France Link

France's new regions

France now has 13 regions instead of 22, though some say it is hard to see who will benefit from the changes.

La rédaction de Mediapart

This article is freely available.

New year, new map of France. As of 1 January, France's 22 regions have been whittled down to 13 in an effort to streamline the country's formidable bureaucracy, reports The Independent

There were howls of outrage in 2014 when the plans were announced, with critics comparing some of the merged regions to forced marriages. In a country with such intense regional pride, you could hardly expect anything less.

Some of the mergers make sense.
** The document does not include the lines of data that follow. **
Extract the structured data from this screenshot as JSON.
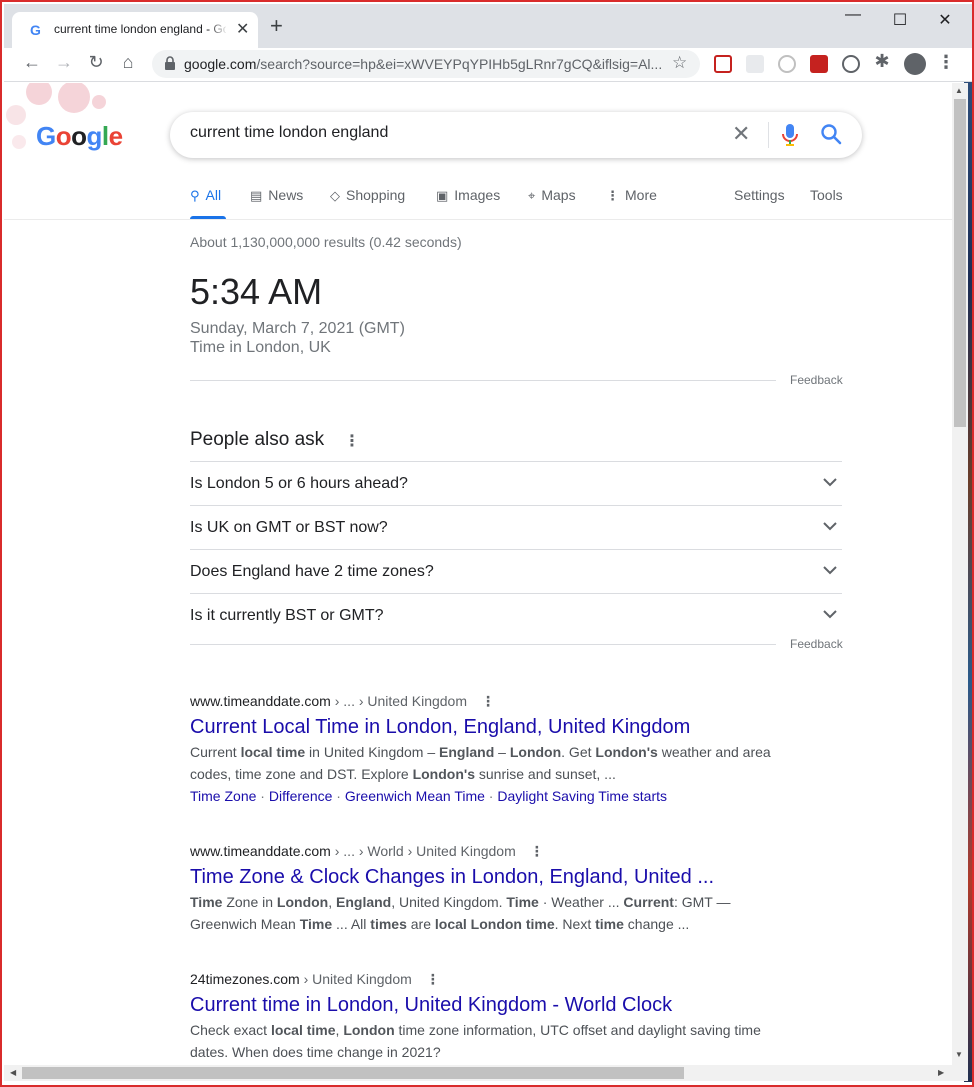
{
  "browser": {
    "tab_title": "current time london england - Google Search",
    "favicon": "G",
    "new_tab": "+",
    "url_host": "google.com",
    "url_rest": "/search?source=hp&ei=xWVEYPqYPIHb5gLRnr7gCQ&iflsig=Al..."
  },
  "google": {
    "logo_letters": [
      "G",
      "o",
      "o",
      "g",
      "l",
      "e"
    ],
    "logo_colors": [
      "#4285f4",
      "#ea4335",
      "#202124",
      "#4285f4",
      "#34a853",
      "#ea4335"
    ],
    "query": "current time london england",
    "tabs": [
      {
        "label": "All",
        "icon": "search-icon"
      },
      {
        "label": "News",
        "icon": "news-icon"
      },
      {
        "label": "Shopping",
        "icon": "tag-icon"
      },
      {
        "label": "Images",
        "icon": "image-icon"
      },
      {
        "label": "Maps",
        "icon": "map-pin-icon"
      },
      {
        "label": "More",
        "icon": "more-vert-icon"
      },
      {
        "label": "Settings"
      },
      {
        "label": "Tools"
      }
    ],
    "stats": "About 1,130,000,000 results (0.42 seconds)",
    "clock": {
      "time": "5:34 AM",
      "date": "Sunday, March 7, 2021 (GMT)",
      "place": "Time in London, UK"
    },
    "feedback": "Feedback",
    "paa": {
      "title": "People also ask",
      "questions": [
        "Is London 5 or 6 hours ahead?",
        "Is UK on GMT or BST now?",
        "Does England have 2 time zones?",
        "Is it currently BST or GMT?"
      ]
    },
    "results": [
      {
        "site": "www.timeanddate.com",
        "crumbs": " › ... › United Kingdom",
        "title": "Current Local Time in London, England, United Kingdom",
        "snippet": [
          {
            "t": "Current "
          },
          {
            "t": "local time",
            "b": true
          },
          {
            "t": " in United Kingdom – "
          },
          {
            "t": "England",
            "b": true
          },
          {
            "t": " – "
          },
          {
            "t": "London",
            "b": true
          },
          {
            "t": ". Get "
          },
          {
            "t": "London's",
            "b": true
          },
          {
            "t": " weather and area codes, time zone and DST. Explore "
          },
          {
            "t": "London's",
            "b": true
          },
          {
            "t": " sunrise and sunset, ..."
          }
        ],
        "sitelinks": [
          "Time Zone",
          "Difference",
          "Greenwich Mean Time",
          "Daylight Saving Time starts"
        ]
      },
      {
        "site": "www.timeanddate.com",
        "crumbs": " › ... › World › United Kingdom",
        "title": "Time Zone & Clock Changes in London, England, United ...",
        "snippet": [
          {
            "t": "Time",
            "b": true
          },
          {
            "t": " Zone in "
          },
          {
            "t": "London",
            "b": true
          },
          {
            "t": ", "
          },
          {
            "t": "England",
            "b": true
          },
          {
            "t": ", United Kingdom. "
          },
          {
            "t": "Time",
            "b": true
          },
          {
            "t": " · Weather ... "
          },
          {
            "t": "Current",
            "b": true
          },
          {
            "t": ": GMT — Greenwich Mean "
          },
          {
            "t": "Time",
            "b": true
          },
          {
            "t": " ... All "
          },
          {
            "t": "times",
            "b": true
          },
          {
            "t": " are "
          },
          {
            "t": "local London time",
            "b": true
          },
          {
            "t": ". Next "
          },
          {
            "t": "time",
            "b": true
          },
          {
            "t": " change ..."
          }
        ],
        "sitelinks": []
      },
      {
        "site": "24timezones.com",
        "crumbs": " › United Kingdom",
        "title": "Current time in London, United Kingdom - World Clock",
        "snippet": [
          {
            "t": "Check exact "
          },
          {
            "t": "local time",
            "b": true
          },
          {
            "t": ", "
          },
          {
            "t": "London",
            "b": true
          },
          {
            "t": " time zone information, UTC offset and daylight saving time dates. When does time change in 2021?"
          }
        ],
        "sitelinks": []
      }
    ]
  }
}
Upper and Lower Normandy unite to become just Normandy, which would be news to the millions of tourists who didn't realise it had two halves. Burgundy joins forces with its eastern neighbour, Franche-Comté, making a beautiful match on the wine and cheese front. 

Picardy, which many British tourists don't really clock as they hurtle down the motorway to the South every summer, has been absorbed by its northern neighbour, Nord-Pas-de-Calais. Champagne-Ardenne is now part of a sprawling eastern region with Alsace and Lorraine. 
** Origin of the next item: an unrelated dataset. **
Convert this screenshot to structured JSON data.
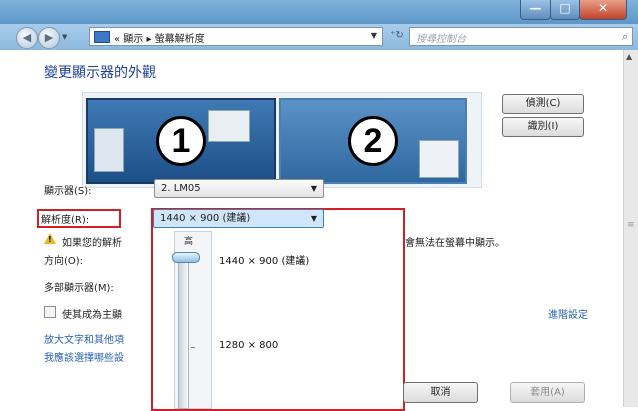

A few have escaped intact: Brittany, Pays de la Loire, Ile-de-France, Provence-Côte-d'Azur and Centre – not forgetting Corsica. It's when you go south that things get a bit tricky. Little Limousin, whose green beauty is often overlooked, is swallowed by coastal kings Aquitaine and Poitou-Charente. Its equally green neighbour, Auvergne, is taken over by the might of the Rhône-Alpes (another cheese match made in heaven).

Occitan-speaking Languedoc and the Catalans of Roussillon are joined by Gascon-speaking Midi-Pyrénées, just to add to the dialectical fun. This mega-region contains two of France's most dynamic and fastest-growing cities, Toulouse and Montpellier, but it's the latter that has lost its status as a regional capital.